Duloxetine Safe for Long-Term Management of Diabetic Peripheral Neuropathic Pain

Speaker: Yili L. Pritchett, PhD, Research Scientist, Eli Lilly, Indianapolis, Indiana

Duloxetine HCl (Eli Lilly), a dual reuptake inhibitor of both serotonin and norepinephrine, was recently approved for the management of diabetic peripheral neuropathic pain (DPNP).
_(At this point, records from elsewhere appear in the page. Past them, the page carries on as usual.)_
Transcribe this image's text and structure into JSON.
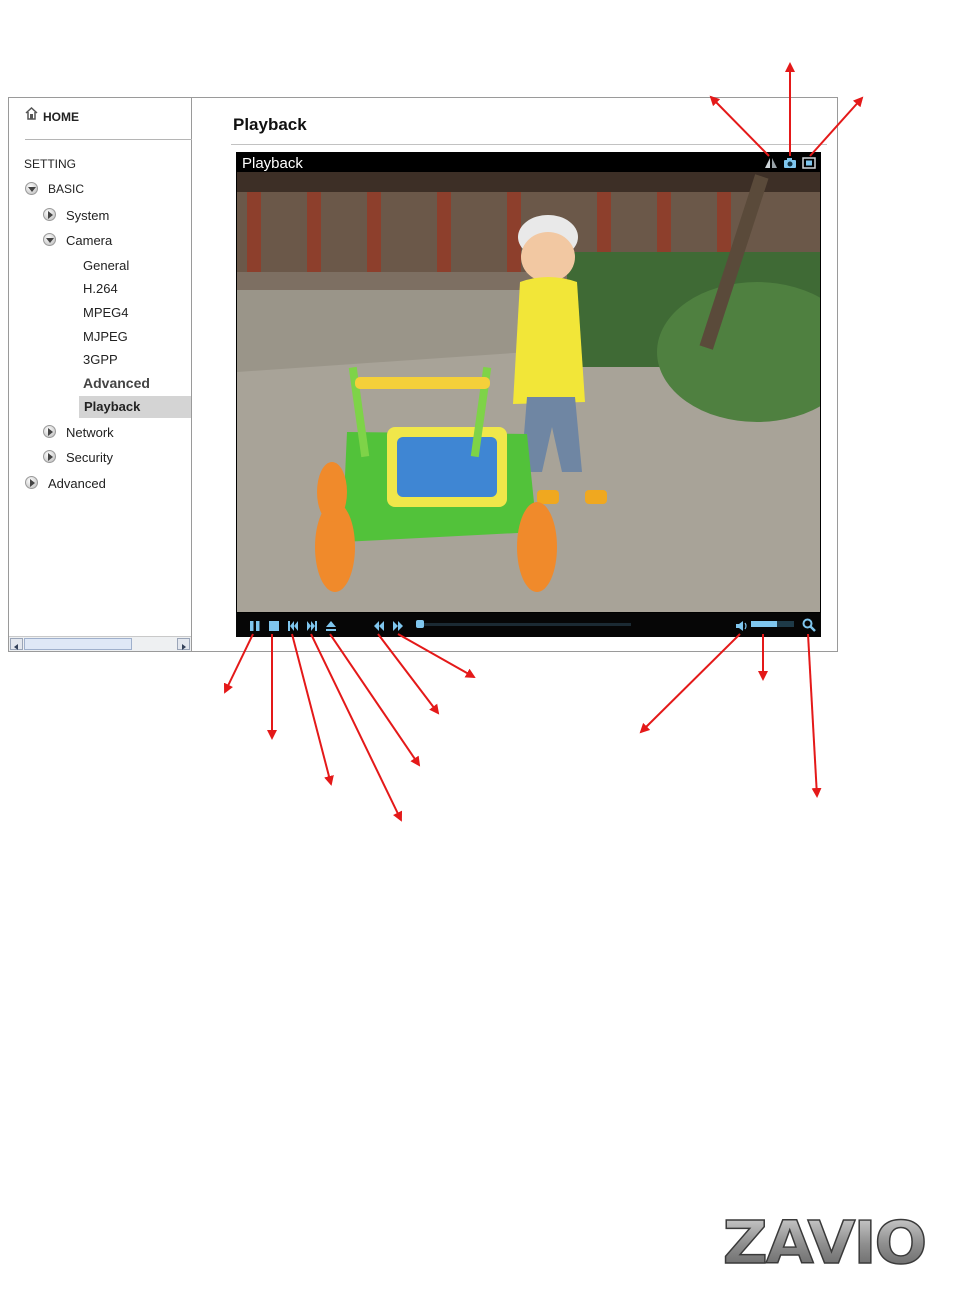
{
  "sidebar": {
    "home": "HOME",
    "setting": "SETTING",
    "items": [
      {
        "label": "BASIC"
      },
      {
        "label": "System"
      },
      {
        "label": "Camera"
      },
      {
        "label": "General"
      },
      {
        "label": "H.264"
      },
      {
        "label": "MPEG4"
      },
      {
        "label": "MJPEG"
      },
      {
        "label": "3GPP"
      },
      {
        "label": "Advanced"
      },
      {
        "label": "Playback"
      },
      {
        "label": "Network"
      },
      {
        "label": "Security"
      },
      {
        "label": "Advanced"
      }
    ],
    "selected": "Playback"
  },
  "main": {
    "title": "Playback"
  },
  "player": {
    "title": "Playback",
    "progress_fraction": 0.0,
    "volume_fraction": 0.6
  },
  "icons": {
    "toolbar": [
      "mirror-icon",
      "snapshot-icon",
      "fullscreen-icon"
    ],
    "controls": [
      "pause-icon",
      "stop-icon",
      "previous-icon",
      "next-icon",
      "eject-icon",
      "rewind-icon",
      "fast-forward-icon",
      "volume-icon",
      "zoom-icon"
    ]
  },
  "colors": {
    "accent": "#7fc6ee",
    "arrow": "#e41919",
    "selected_bg": "#d4d4d4"
  },
  "logo": {
    "text": "ZAVIO"
  }
}
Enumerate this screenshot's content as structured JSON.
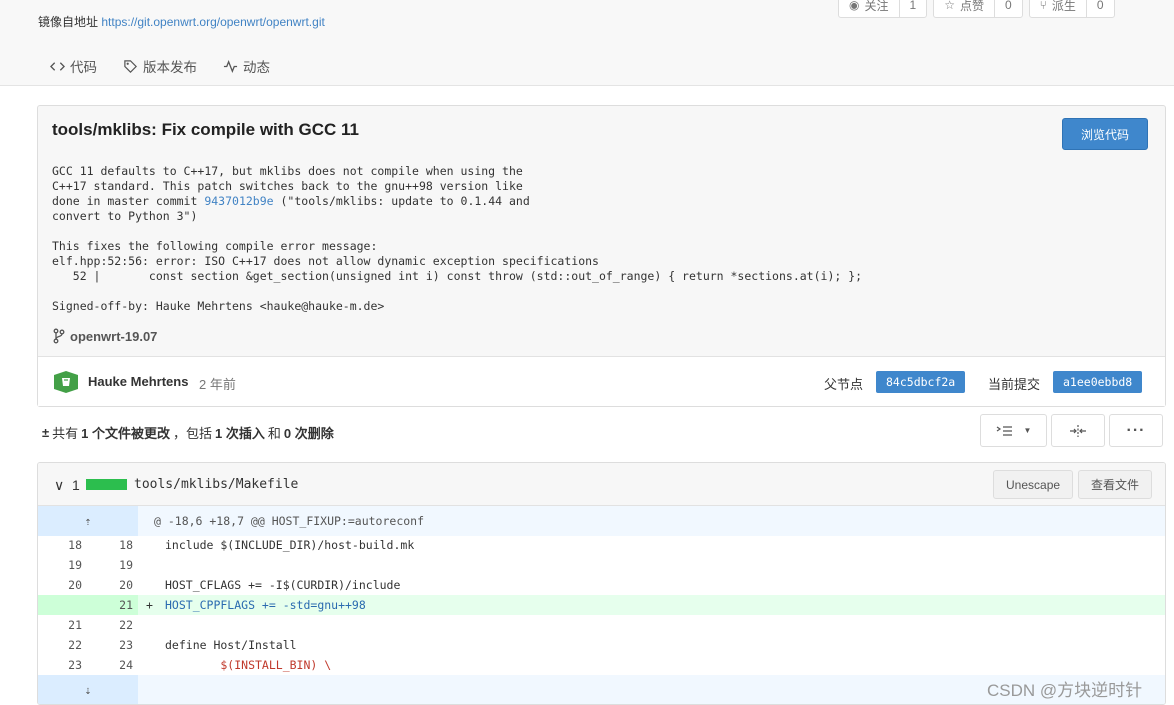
{
  "header": {
    "mirror_label": "镜像自地址",
    "mirror_url": "https://git.openwrt.org/openwrt/openwrt.git",
    "watch_label": "关注",
    "watch_count": "1",
    "star_label": "点赞",
    "star_count": "0",
    "fork_label": "派生",
    "fork_count": "0",
    "tabs": [
      {
        "label": "代码",
        "icon": "code-icon"
      },
      {
        "label": "版本发布",
        "icon": "tag-icon"
      },
      {
        "label": "动态",
        "icon": "activity-icon"
      }
    ]
  },
  "commit": {
    "title": "tools/mklibs: Fix compile with GCC 11",
    "browse_button": "浏览代码",
    "message_lines": [
      "GCC 11 defaults to C++17, but mklibs does not compile when using the",
      "C++17 standard. This patch switches back to the gnu++98 version like",
      "done in master commit ",
      "convert to Python 3\")",
      "",
      "This fixes the following compile error message:",
      "elf.hpp:52:56: error: ISO C++17 does not allow dynamic exception specifications",
      "   52 |       const section &get_section(unsigned int i) const throw (std::out_of_range) { return *sections.at(i); };",
      "",
      "Signed-off-by: Hauke Mehrtens <hauke@hauke-m.de>"
    ],
    "linked_commit": "9437012b9e",
    "linked_commit_suffix": " (\"tools/mklibs: update to 0.1.44 and",
    "branch": "openwrt-19.07",
    "author": "Hauke Mehrtens",
    "time": "2 年前",
    "parent_label": "父节点",
    "parent_sha": "84c5dbcf2a",
    "current_label": "当前提交",
    "current_sha": "a1ee0ebbd8"
  },
  "summary": {
    "prefix": "共有",
    "files": "1 个文件被更改",
    "sep": "，包括",
    "insertions": "1 次插入",
    "and": "和",
    "deletions": "0 次删除"
  },
  "file": {
    "count": "1",
    "path": "tools/mklibs/Makefile",
    "unescape_button": "Unescape",
    "view_button": "查看文件",
    "hunk": "@ -18,6 +18,7 @@ HOST_FIXUP:=autoreconf",
    "lines": [
      {
        "old": "18",
        "new": "18",
        "mark": "",
        "code": "include $(INCLUDE_DIR)/host-build.mk"
      },
      {
        "old": "19",
        "new": "19",
        "mark": "",
        "code": ""
      },
      {
        "old": "20",
        "new": "20",
        "mark": "",
        "code": "HOST_CFLAGS += -I$(CURDIR)/include"
      },
      {
        "old": "",
        "new": "21",
        "mark": "+",
        "code": "HOST_CPPFLAGS += -std=gnu++98"
      },
      {
        "old": "21",
        "new": "22",
        "mark": "",
        "code": ""
      },
      {
        "old": "22",
        "new": "23",
        "mark": "",
        "code": "define Host/Install"
      },
      {
        "old": "23",
        "new": "24",
        "mark": "",
        "code": "        $(INSTALL_BIN) \\"
      }
    ]
  },
  "watermark": "CSDN @方块逆时针"
}
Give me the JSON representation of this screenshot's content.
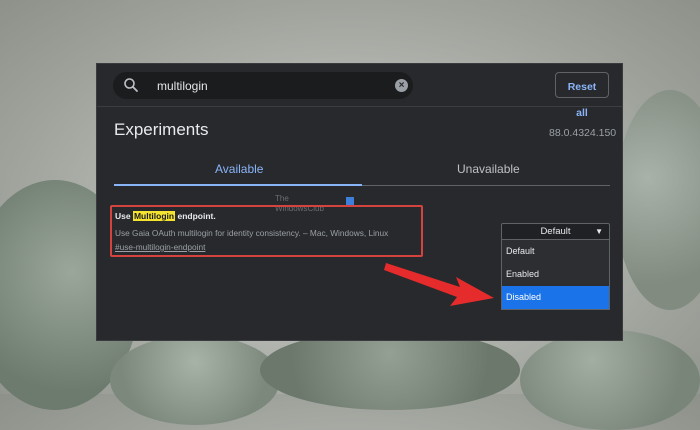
{
  "search": {
    "query": "multilogin"
  },
  "header": {
    "reset_label": "Reset all"
  },
  "page": {
    "title": "Experiments",
    "version": "88.0.4324.150"
  },
  "tabs": [
    {
      "label": "Available",
      "active": true
    },
    {
      "label": "Unavailable",
      "active": false
    }
  ],
  "flag": {
    "name_prefix": "Use ",
    "name_highlight": "Multilogin",
    "name_suffix": " endpoint.",
    "description": "Use Gaia OAuth multilogin for identity consistency. – Mac, Windows, Linux",
    "link": "#use-multilogin-endpoint"
  },
  "select": {
    "value": "Default",
    "options": [
      "Default",
      "Enabled",
      "Disabled"
    ],
    "highlighted": "Disabled"
  },
  "watermark": {
    "line1": "The",
    "line2": "WindowsClub"
  },
  "colors": {
    "accent": "#8ab4f8",
    "highlight": "#f5e32f",
    "annotation_red": "#d4433e",
    "selected_option": "#1a73e8"
  },
  "icons": {
    "search": "search-icon",
    "clear": "clear-icon",
    "dropdown": "chevron-down-icon",
    "annotation": "red-arrow"
  }
}
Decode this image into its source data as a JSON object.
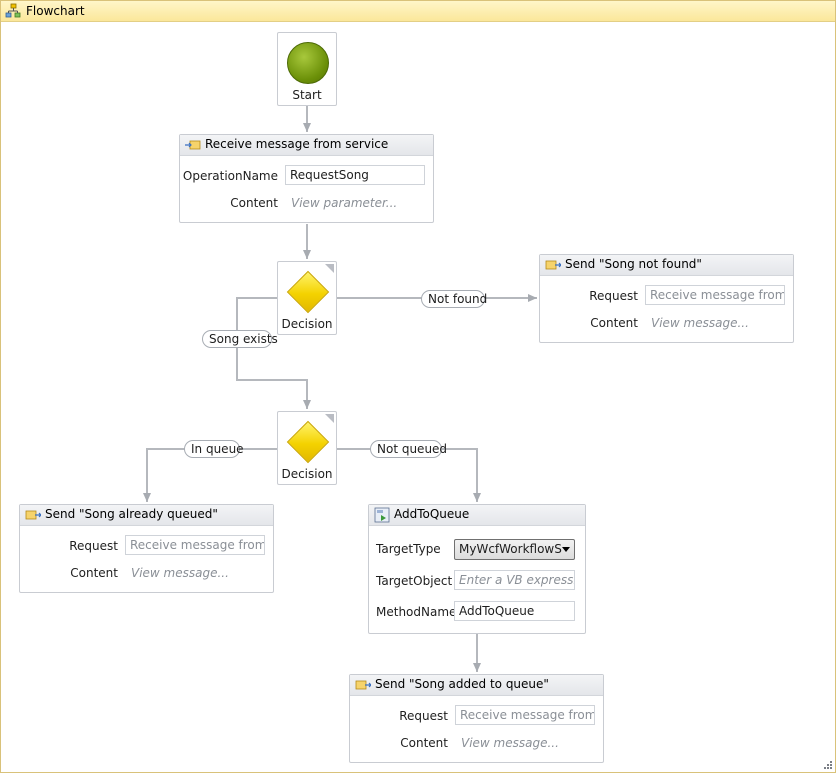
{
  "window": {
    "title": "Flowchart"
  },
  "nodes": {
    "start": {
      "label": "Start"
    },
    "decision1": {
      "label": "Decision"
    },
    "decision2": {
      "label": "Decision"
    }
  },
  "receive": {
    "title": "Receive message from service",
    "operation_label": "OperationName",
    "operation_value": "RequestSong",
    "content_label": "Content",
    "content_hint": "View parameter..."
  },
  "send_not_found": {
    "title": "Send \"Song not found\"",
    "request_label": "Request",
    "request_value": "Receive message from se",
    "content_label": "Content",
    "content_hint": "View message..."
  },
  "send_already_queued": {
    "title": "Send \"Song already queued\"",
    "request_label": "Request",
    "request_value": "Receive message from se",
    "content_label": "Content",
    "content_hint": "View message..."
  },
  "add_to_queue": {
    "title": "AddToQueue",
    "target_type_label": "TargetType",
    "target_type_value": "MyWcfWorkflowS",
    "target_object_label": "TargetObject",
    "target_object_placeholder": "Enter a VB expression",
    "method_name_label": "MethodName",
    "method_name_value": "AddToQueue"
  },
  "send_added": {
    "title": "Send \"Song added to queue\"",
    "request_label": "Request",
    "request_value": "Receive message from se",
    "content_label": "Content",
    "content_hint": "View message..."
  },
  "connectors": {
    "not_found": "Not found",
    "song_exists": "Song exists",
    "in_queue": "In queue",
    "not_queued": "Not queued"
  }
}
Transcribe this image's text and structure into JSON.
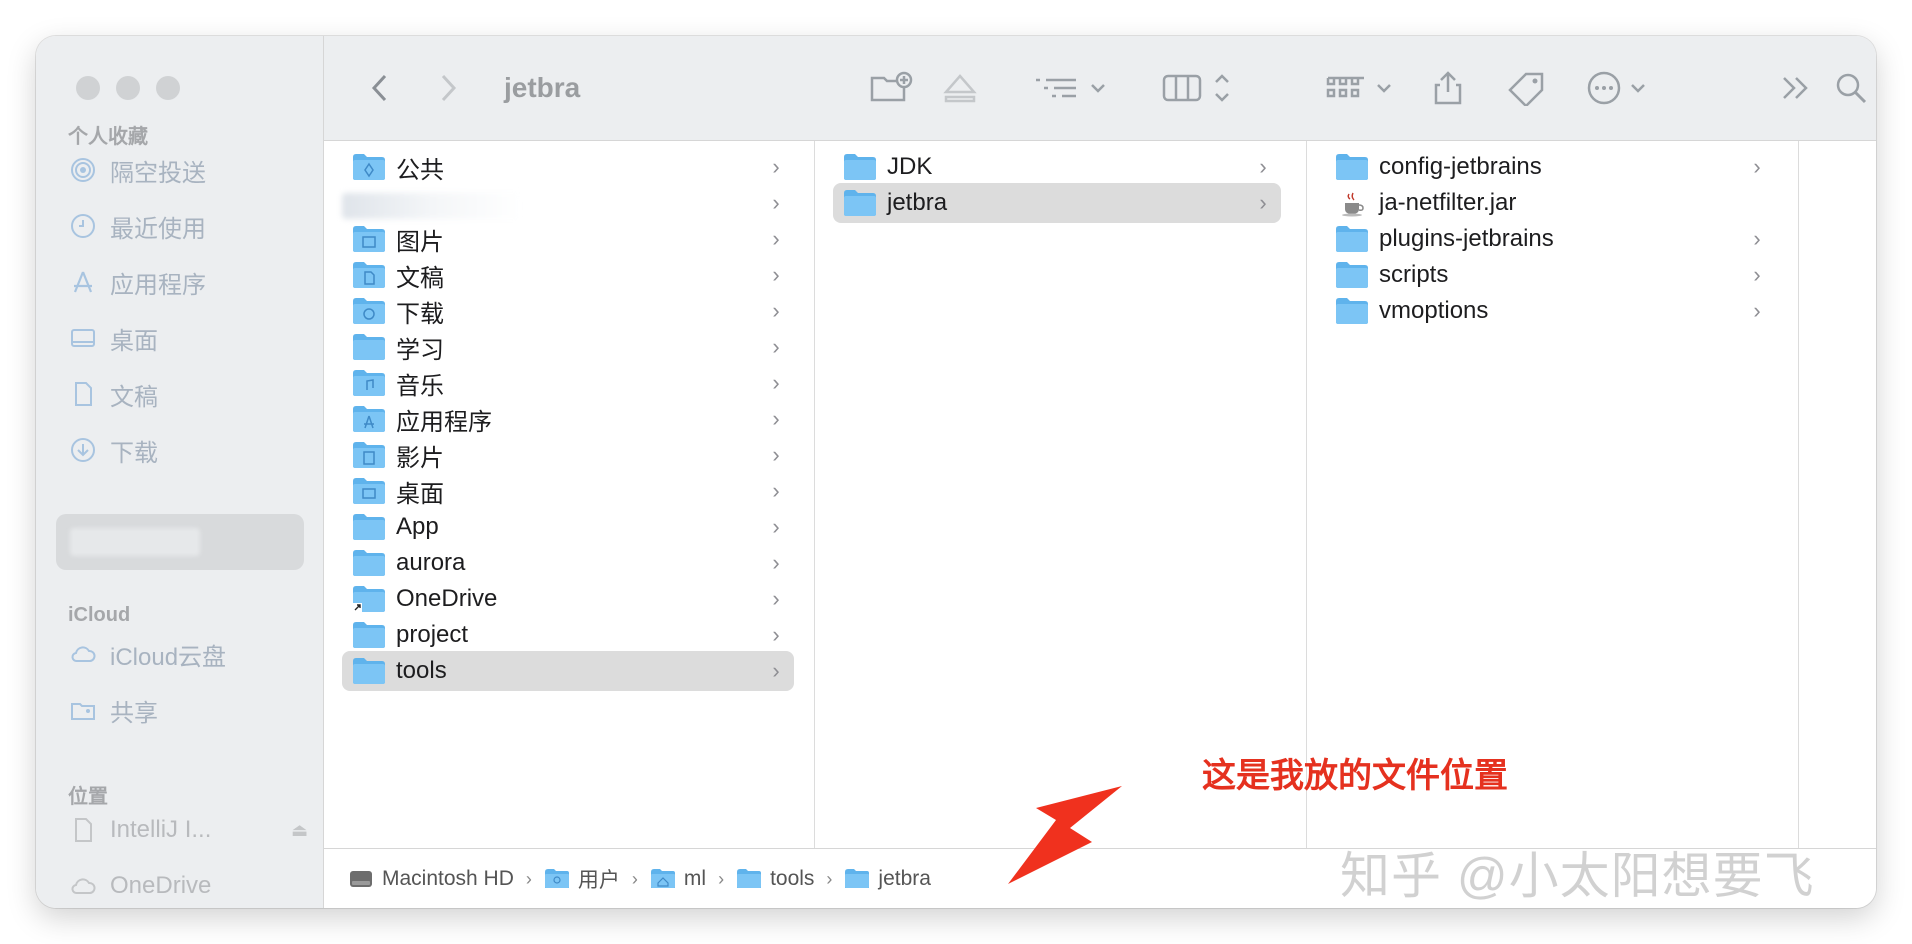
{
  "window": {
    "title": "jetbra"
  },
  "sidebar": {
    "favorites_header": "个人收藏",
    "favorites": [
      {
        "label": "隔空投送",
        "icon": "airdrop-icon"
      },
      {
        "label": "最近使用",
        "icon": "clock-icon"
      },
      {
        "label": "应用程序",
        "icon": "apps-icon"
      },
      {
        "label": "桌面",
        "icon": "desktop-icon"
      },
      {
        "label": "文稿",
        "icon": "document-icon"
      },
      {
        "label": "下载",
        "icon": "download-icon"
      }
    ],
    "icloud_header": "iCloud",
    "icloud": [
      {
        "label": "iCloud云盘",
        "icon": "cloud-icon"
      },
      {
        "label": "共享",
        "icon": "shared-folder-icon"
      }
    ],
    "locations_header": "位置",
    "locations": [
      {
        "label": "IntelliJ I...",
        "icon": "disk-icon"
      },
      {
        "label": "OneDrive",
        "icon": "cloud-icon"
      }
    ]
  },
  "columns": {
    "col1": [
      {
        "label": "公共"
      },
      {
        "label": ""
      },
      {
        "label": "图片"
      },
      {
        "label": "文稿"
      },
      {
        "label": "下载"
      },
      {
        "label": "学习"
      },
      {
        "label": "音乐"
      },
      {
        "label": "应用程序"
      },
      {
        "label": "影片"
      },
      {
        "label": "桌面"
      },
      {
        "label": "App"
      },
      {
        "label": "aurora"
      },
      {
        "label": "OneDrive"
      },
      {
        "label": "project"
      },
      {
        "label": "tools"
      }
    ],
    "col2": [
      {
        "label": "JDK"
      },
      {
        "label": "jetbra"
      }
    ],
    "col3": [
      {
        "label": "config-jetbrains"
      },
      {
        "label": "ja-netfilter.jar"
      },
      {
        "label": "plugins-jetbrains"
      },
      {
        "label": "scripts"
      },
      {
        "label": "vmoptions"
      }
    ]
  },
  "pathbar": {
    "items": [
      "Macintosh HD",
      "用户",
      "ml",
      "tools",
      "jetbra"
    ],
    "separator": "›"
  },
  "annotation": "这是我放的文件位置",
  "watermark": "知乎 @小太阳想要飞",
  "colors": {
    "folder": "#5fb3ec",
    "selection": "#dcdcdc",
    "annotation": "#e5311f"
  }
}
Researchers have now found it to be safe and well tolerated, compared with routine care, in the long-term management of patients with DPNP

Initially, three independent 12-week studies of acute therapy confirmed the safety and efficacy of duloxetine 60 mg once daily and 60 mg twice daily for patients with DPNP. The objectives were to evaluate the safety of duloxetine 60 mg twice daily over a 52-week, open-label extension period; to assess this treatment and progression of diabetic complications for up to 65 weeks; and to compare the effect of duloxetine 60 mg twice daily with routine care in patient-reported health outcomes.

A total of 237 patients who completed a double-blind 13-week period and placebo therapy were randomly reassigned, in a 2:1 ratio, to receive duloxetine 60 mg twice daily (161 patients) or routine care (76 patients) for an additional 52 weeks. Routine care consisted primarily of gabapentin (Neurontin, Pfizer), venlafaxine (Effexor, Wyeth), and ami-triptyline (various manufacturers).

The study enrolled men and women 18 years of age or older with a diagnosis of DPNP caused by either type-1 or type-2 diabetes. Overall, a higher percentage of the patients receiving routine care experienced one or more serious ADEs than those taking duloxetine. For the duloxetine patients, changes in laboratory and vital sign values were not considered clinically relevant because of the small magnitude of the changes.

Duloxetine did not appear to have an adverse effect on nerve function, to change the progression of retinopathy, or to have a negative effect on the course of DPNP. Neither therapy group showed any statistically significant differences in the 36-item Short-Form Health Survey (SF-36) subscales or in the EuroQd 5-Dimension Questionnaire (EQ-5D).

The lack of significant cardiovascular changes with dulox-etine suggests that patients with diabetes mellitus do not need more intensive assessment of their cardiovascular status with canadian duloxetine than they require for their underlying diabetes.